Consider the function \( f(x)=\sqrt{5 x-15} \) for the domain \( [3, \infty) \). Find \( f^{-1}(x) \), where \( f^{-1} \) is the inverse of \( f \). Also state the domain of \( f^{-1} \) in interval notation. \( f^{-1}(x)=\square \) for the domain \( \square \)

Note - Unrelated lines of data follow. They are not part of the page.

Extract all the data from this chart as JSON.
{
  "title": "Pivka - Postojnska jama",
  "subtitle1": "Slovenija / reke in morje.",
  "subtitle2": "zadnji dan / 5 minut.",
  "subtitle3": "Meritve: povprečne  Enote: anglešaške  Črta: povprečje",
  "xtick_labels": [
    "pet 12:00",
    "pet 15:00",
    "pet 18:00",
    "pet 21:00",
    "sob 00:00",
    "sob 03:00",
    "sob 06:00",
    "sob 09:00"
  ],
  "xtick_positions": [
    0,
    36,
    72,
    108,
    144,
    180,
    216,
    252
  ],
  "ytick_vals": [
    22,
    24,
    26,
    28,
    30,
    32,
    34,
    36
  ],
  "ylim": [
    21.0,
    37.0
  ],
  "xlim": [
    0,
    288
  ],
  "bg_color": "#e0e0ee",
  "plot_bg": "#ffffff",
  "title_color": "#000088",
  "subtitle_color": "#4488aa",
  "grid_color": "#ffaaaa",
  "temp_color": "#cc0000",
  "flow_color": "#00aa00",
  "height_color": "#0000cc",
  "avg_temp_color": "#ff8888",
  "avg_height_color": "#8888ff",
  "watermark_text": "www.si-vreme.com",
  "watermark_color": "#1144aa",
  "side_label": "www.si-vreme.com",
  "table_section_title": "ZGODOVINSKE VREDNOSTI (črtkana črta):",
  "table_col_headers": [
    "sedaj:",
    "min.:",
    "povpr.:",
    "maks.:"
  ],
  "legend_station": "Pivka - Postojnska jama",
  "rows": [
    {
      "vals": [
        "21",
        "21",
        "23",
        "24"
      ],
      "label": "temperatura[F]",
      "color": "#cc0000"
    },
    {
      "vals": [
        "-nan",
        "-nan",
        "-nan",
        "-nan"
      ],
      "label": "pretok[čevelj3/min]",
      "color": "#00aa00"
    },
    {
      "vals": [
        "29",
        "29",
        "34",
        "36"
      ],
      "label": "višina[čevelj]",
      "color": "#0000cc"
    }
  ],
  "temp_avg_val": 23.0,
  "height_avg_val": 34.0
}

To find the inverse function \( f^{-1}(x) \) of \( f(x) = \sqrt{5x - 15} \), we first substitute \( y \) for \( f(x) \): \[ y = \sqrt{5x - 15} \] Now, solve for \( x \): 1. Square both sides: \[ y^2 = 5x - 15 \] 2. Rearrange to solve for \( x \): \[ 5x = y^2 + 15 \] \[ x = \frac{y^2 + 15}{5} \] 3. Switch \( x \) and \( y \) to express the inverse: \[ f^{-1}(x) = \frac{x^2 + 15}{5} \] Next, we need to determine the domain of \( f^{-1} \). The range of the original function \( f(x) \), given that the domain is \( [3, \infty) \), is calculated by evaluating \( f(3) \): \[ f(3) = \sqrt{5 \cdot 3 - 15} = \sqrt{0} = 0 \] As \( x \) approaches infinity, \( f(x) \) also approaches infinity. Thus, the range of \( f(x) \) is \( [0, \infty) \), which means the domain of \( f^{-1}(x) \) is also \( [0, \infty) \). So we can conclude: \[ f^{-1}(x) = \frac{x^2 + 15}{5} \text{ for the domain } [0, \infty) \]